Sample Project for Cumulative Gains and Lift chart computation
Oracle Analytics Store has an example project for this that was build using the Marketing Campaign data of a bank. This is how the charts look like:
Scenario: This Marketing Campaign aims to identify users who are likely to subscribe to one of a company's financial services. They are planning to run this campaign for close to 50,000 individuals out of which only close to 5,000 people (i.e., ~10 percent) are likely to subscribe for the service. Marketing Campaign data is split into Training and Testing data. Using training data, we created two machine learning models using Naive Bayes classifier and Logistic regression to identify the likely subscribers along with prediction confidence (note that the actual values—such as whether a customer subscribed or not—is also available in the dataset). Now they want to find out which model is good at identifying the greatest number of likely subscribers by selecting a relatively small number of campaign base (i.e., 50,000).
Machine learning models are applied to test data and got the Predicted Value and Prediction Confidence for each prediction. Using this prediction data and actual outcome data, we have created dataflows to compute cumulative Gain and Lift.
How to interpret these charts and how to measure the effectiveness of a Model:
The Cumulative Gains chart depicts cumulative of the percentage of actual subscribers (Cumulative Actuals) on the Y-Axis and total population(50,000) on the X-Axis in comparison with a random prediction (Gains Chart Baseline) and the ideal prediction (Gains Chart Ideal Model Line), which depicts all the 5,000 likely subscribers are identified by selecting first 5,000 customers sorted based on Prediction Confidence for Yes. The model with a greater area between the Cumulative Actuals line and Baseline is more effective in identifying a larger portion of subscribers by selecting a relatively smaller portion of the total population.

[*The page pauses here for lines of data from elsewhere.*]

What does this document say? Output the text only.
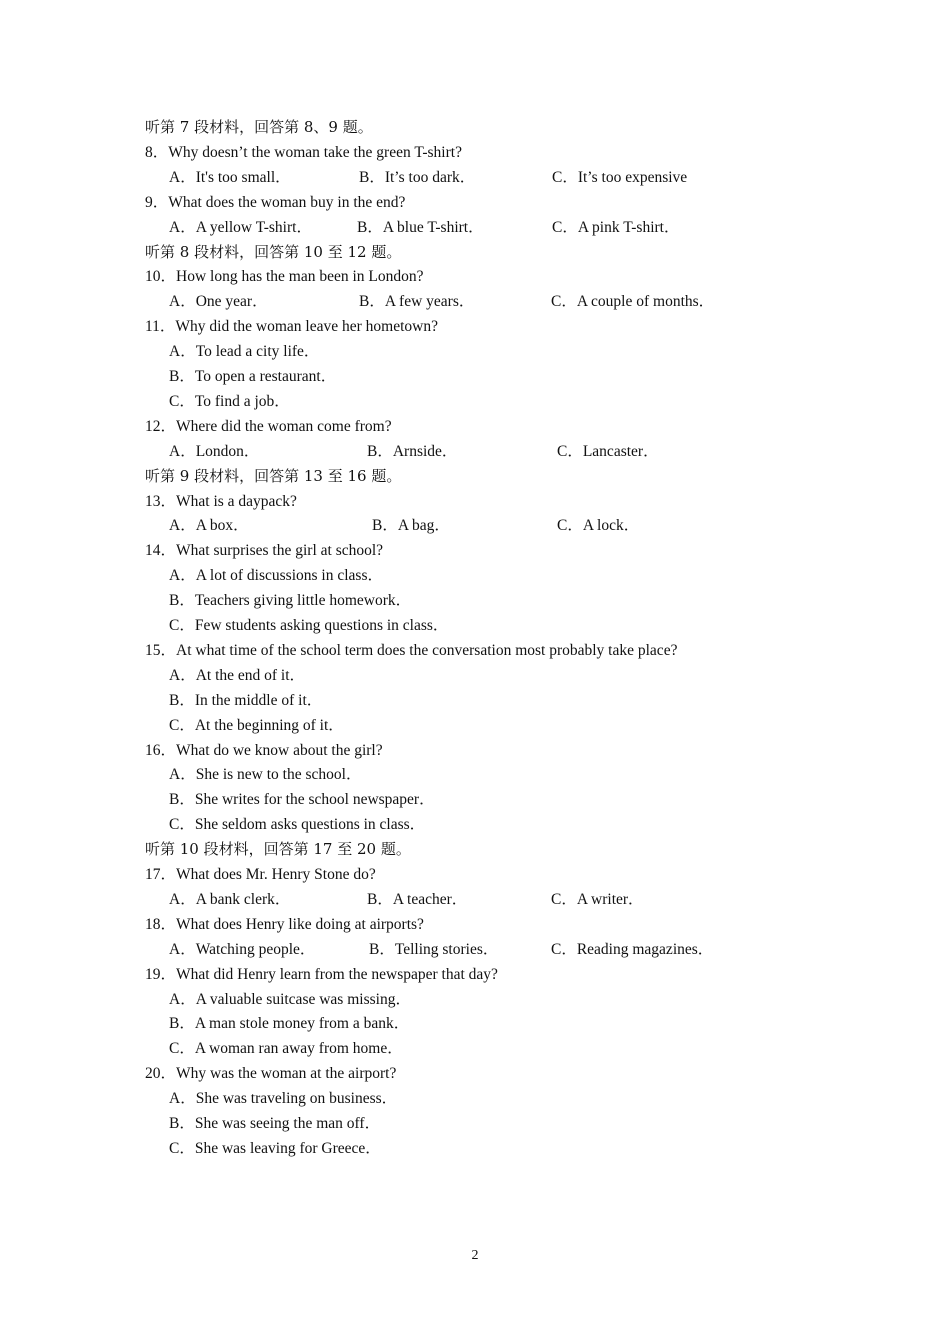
听第 7 段材料，回答第 8、9 题。
8．Why doesn’t the woman take the green T-shirt?
A．It's too small．	B．It’s too dark．	C．It’s too expensive
9．What does the woman buy in the end?
A．A yellow T-shirt．	B．A blue T-shirt．	C．A pink T-shirt．
听第 8 段材料，回答第 10 至 12 题。
10．How long has the man been in London?
A．One year．	B．A few years．	C．A couple of months．
11．Why did the woman leave her hometown?
A．To lead a city life．
B．To open a restaurant．
C．To find a job．
12．Where did the woman come from?
A．London．	B．Arnside．	C．Lancaster．
听第 9 段材料，回答第 13 至 16 题。
13．What is a daypack?
A．A box．	B．A bag．	C．A lock．
14．What surprises the girl at school?
A．A lot of discussions in class．
B．Teachers giving little homework．
C．Few students asking questions in class．
15．At what time of the school term does the conversation most probably take place?
A．At the end of it．
B．In the middle of it．
C．At the beginning of it．
16．What do we know about the girl?
A．She is new to the school．
B．She writes for the school newspaper．
C．She seldom asks questions in class．
听第 10 段材料，回答第 17 至 20 题。
17．What does Mr. Henry Stone do?
A．A bank clerk．	B．A teacher．	C．A writer．
18．What does Henry like doing at airports?
A．Watching people．	B．Telling stories．	C．Reading magazines．
19．What did Henry learn from the newspaper that day?
A．A valuable suitcase was missing．
B．A man stole money from a bank．
C．A woman ran away from home．
20．Why was the woman at the airport?
A．She was traveling on business．
B．She was seeing the man off．
C．She was leaving for Greece．
2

Lift Chart depicts how much more likely we are to receive respondents than if we contact a random sample of customers. For example, by contacting only 10 percent of customers based on the predictive models we will reach 2.09 and 3.20 times as many respondents as if we use no model for Logistic Regression and Naive Bayes models respectively.
Max Gain shows at which point the difference between cumulative gains and baseline is maximum. For Logistic Regression this occurs when population percentage is 23 percent and the maximum gain recorded is 41.84 percent for Naive Bayes this occurs when population percentage is 41 percent and the maximum gain is 83.88 percent
By simply examining these data visualizations, we can see that the Naive Bayes model has a larger area between the cumulative gains curve and baseline and is a better model for prediction between the two.